Archive for the ‘Erlang’ Category

Problem 127

Thursday, April 10th, 2008

It was over a year ago now… Project Euler - I was in the top 10, then they posted Problem 127. All of the problems there should execute in under the minute, and I thought I had optimized my code, but it was running for many minutes when I stopped it to see what was going on. I instrumented my code to see and saw that it was just chugging away. It would have taken 10-ish hours to complete! What was the problem? Python.

Quite a few of the problems at Project Euler require numbers to be larger than 32 bits. I originally used Project Euler to teach myself Python, and Python deals with big numbers fairly easily in code. My language of choice at the time, C/C++/Asm, didn’t. Even in Python, an interpretted language, I was able to get most of my solutions to run in under a minute - and that was the goal. Every so often, like times where the code iterated over large arrays, or basically anything that had a large number of real operations that had to be performed, I would have to switch back to C/C++. If the solution was taking minutes to run under Python, it would complete in a second or two under C/C++. But the time I saved writing the code in Python for the cases it could solve was worth it.

Now I have F# - my new favorite language. It also has big number support built in (so does Erlang). I was able to recode my old solution from memory from last year, and suddenly, I had a solution in under a minute! Well, it took a bit of work, since I had a bug in my code - I missed an overflow, so it was doing way to many calculations - it was taking minutes to generate the wrong answer. (comparing numbers to see if a calculation needed to be done, but the numbers being compared overflowed, so it was always doing the calculation, which was very slow as well as incorrect)

Some important things I learned from this year-ish journey:

1) People always tell me that only the order of the algorithm matter, linear speed ups will be swamped by faster machines. If the linear is hundreds, thousands, or millions, that is false. Rewriting critical code in a compiled or assembly language will always be of use.

2) Numbers shouldn’t have ranges. The overflow bug that cost me a day wouldn’t have existed if the language could handle numbers cleanly, not just integers.
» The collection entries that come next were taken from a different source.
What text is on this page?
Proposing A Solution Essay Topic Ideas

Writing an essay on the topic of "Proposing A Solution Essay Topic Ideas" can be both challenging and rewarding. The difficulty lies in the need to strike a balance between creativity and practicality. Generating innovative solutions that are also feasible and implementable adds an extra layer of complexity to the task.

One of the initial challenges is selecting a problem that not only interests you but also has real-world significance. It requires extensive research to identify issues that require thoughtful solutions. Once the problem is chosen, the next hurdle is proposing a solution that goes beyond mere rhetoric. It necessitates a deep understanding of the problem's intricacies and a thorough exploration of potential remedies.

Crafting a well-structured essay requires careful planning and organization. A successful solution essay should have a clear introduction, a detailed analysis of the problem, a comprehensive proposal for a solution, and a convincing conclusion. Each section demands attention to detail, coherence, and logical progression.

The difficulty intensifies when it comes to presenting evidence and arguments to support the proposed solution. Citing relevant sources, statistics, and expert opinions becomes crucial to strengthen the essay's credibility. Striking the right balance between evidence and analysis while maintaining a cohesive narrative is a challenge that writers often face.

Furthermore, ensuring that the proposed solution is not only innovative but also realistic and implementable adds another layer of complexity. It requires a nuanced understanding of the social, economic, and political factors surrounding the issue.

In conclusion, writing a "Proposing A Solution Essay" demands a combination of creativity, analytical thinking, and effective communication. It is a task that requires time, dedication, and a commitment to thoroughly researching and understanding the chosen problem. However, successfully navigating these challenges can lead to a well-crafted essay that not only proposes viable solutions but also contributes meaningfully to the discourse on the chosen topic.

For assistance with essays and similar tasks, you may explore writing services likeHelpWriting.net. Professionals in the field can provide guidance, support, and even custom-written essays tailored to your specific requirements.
I had written the code in Erlang last night, but it was too slow to complete (linked lists as were the killer there). Erlang transparently works with all numbers, so that code couldn’t have that bug. Couldn’t. Bug-free code is the goal, so the languages need to handle these types of things transparently.

3) Getting things done is important. I used Python because it was trivial to write most of the code needed for Project Euler. The code only had to execute once (well, I reused a lot of it, so it had to execute once per problem), so optimizing my time speeds up the time from start to answer-in-hand. And that is what programming is about, getting the correct answer as quickly as possible.

-Edward

GCD

Wednesday, April 9th, 2008

I was working on a new problem from the Euler Project - they post new problems every week-ish.  I decided to try this one in Erlang, to give myself more exposure to the language to see what I think of it.  I realized that something was missing, and actually, I think it is missing from most languages:  GCD.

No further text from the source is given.